Nadie es perfecto. Rocco Schiavone tampoco, pero hay en él un no sé qué
sentimental adorable y tanta rabia contenida que lo hacen más atractivo
todavía. «—Hazme un favor —[…] escupe ese
chicle o hago que te lo tragues […] Y entonces, de improviso, le endilgó un
puñetazo en la barriga; el chico se dobló en dos […] Fabio Righetti se había
tragado el chicle».
El
protagonista es el eje de la novela y la novela es más que Rocco; a su
alrededor trabaja un equipo que retrata con ironía la sociedad actual, incluso
esa que creemos idílica, entre montañas, donde la belleza del paisaje es directamente
proporcional a su inclemencia y en la que las pasiones más bajas del ser humano
desentonan sobremanera en un lugar que casi toca el cielo.
El
autor aprovecha estas discrepancias para retratar cuadros sociales típicos que
permiten adivinar su labor como director de cine. Manzini nos deja una literatura
de calidad que además nos divierte, nos entretiene con una estructura actual
influida por la técnica narrativa de los mass
media. Los personajes adquieren significado en un emplazamiento duro aunque
sublime, por eso necesitan ayuda, evolucionan, se adaptan, sufren, hasta que
consiguen centrarse para cumplir su función, para trabajar con la miseria
humana sin que el entorno pierda su encanto, «bajo aquella luz amarillenta los copos volaban como polillas, a
centenares, lentos y majestuosos. Le cayó uno en la mejilla. Rocco se lo secó.

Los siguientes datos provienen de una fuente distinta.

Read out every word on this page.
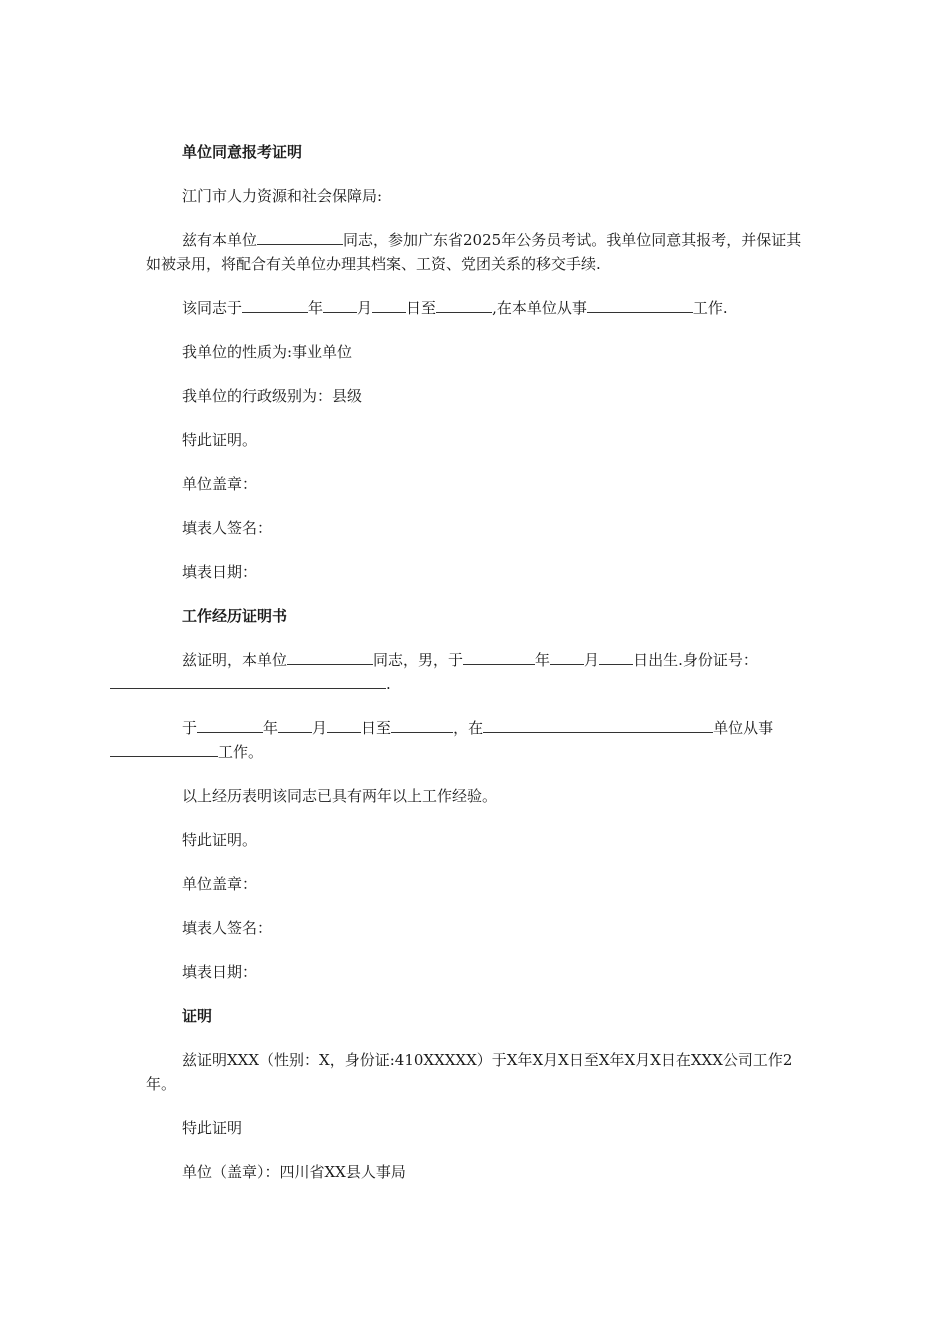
单位同意报考证明

江门市人力资源和社会保障局:

兹有本单位	同志，参加广东省2025年公务员考试。我单位同意其报考，并保证其如被录用，将配合有关单位办理其档案、工资、党团关系的移交手续.

该同志于	年 月 日至	,在本单位从事	工作.

我单位的性质为:事业单位

我单位的行政级别为：县级

特此证明。

单位盖章：

填表人签名：

填表日期：

工作经历证明书

兹证明，本单位	同志，男，于	年 月 日出生.身份证号：
.

于	年 月 日至	，在	单位从事
工作。

以上经历表明该同志已具有两年以上工作经验。

特此证明。

单位盖章：

填表人签名：

填表日期：

证明

兹证明XXX（性别：X，身份证:410XXXXX）于X年X月X日至X年X月X日在XXX公司工作2年。

特此证明

单位（盖章）：四川省XX县人事局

Alzó entonces la vista al cielo color acero y los vio abalanzarse sobre él por
decenas. Surgían de la oscuridad y tomaban cuerpo a pocos metros de él».
En
ocasiones podemos pensar que en la trama se insertan datos, situaciones o
hechos irrelevantes, pero están ahí con pleno derecho porque redundan en la
fascinación del lector y en el conocimiento que este puede llegar a tener del
protagonista. La novela policíaca de Manzini no usa la literatura como un
laboratorio científico sino que, además de observar las complicaciones de la
realidad les aporta vida y las empapa con la vida de Rocco Schiavone; de ahí
que estemos ante una obra de arte que nos deleita e inspira y nos permite
vislumbrar las sensaciones del autor para que reflexionemos con él.
No
es que se dé una trinidad autor, narrador, personaje porque no es una
autobiografía, pero sí hallamos un dúo narrador protagonista que denuncia no solo
lo que ve y se demuestra legalmente, también evidencia las irregularidades
intuidas por el autor, esas que quedan invisibles, por lo que si se castigan
indirectamente el daño no puede salir a la luz, porque lo dañado es algo
fantasma. «Rocco se despidió y salió del
despacho pensando que un ciclotímico como aquél no debería estar en la
fiscalía, sino en una casa de reposo para ponerse hasta las cejas de medicinas
y curarse con largos paseos meditativos».
Con
un final rápido e inesperado, Rocco lanza un guiño al lector al dejar
encubiertas ciertas actuaciones no del todo legales. Son gestos textuales que
tienen una correspondencia con la intención de Manzini para conseguir el efecto
propuesto. En este caso la tolerancia cero ante el maltrato de sexo.
Ninguna mujer ha de quedar oculta entre las humillaciones, los golpes o los asesinatos de los hombres. Si ellas no tienen el valor para denunciarlo siempre debería haber alguien que las ayudase para que casos como el suyo no volviesen a ocurrir. El autor vuelca en Rocco la capacidad de conseguir este deseo, por eso el subjefe ficticio se nos hace tan real, tan cercano. Todos llevamos dentro algo de Schiavone, de ahí que desde el primer momento empaticemos con su ira, su sarcasmo, su dolor, sus actos intimidatorios y su compenetración con los débiles. Y quedamos atraídos porque estamos ante buena literatura, en la que los rigores formales de su construcción están supeditados a la posición ética de garantizar el placer del lector.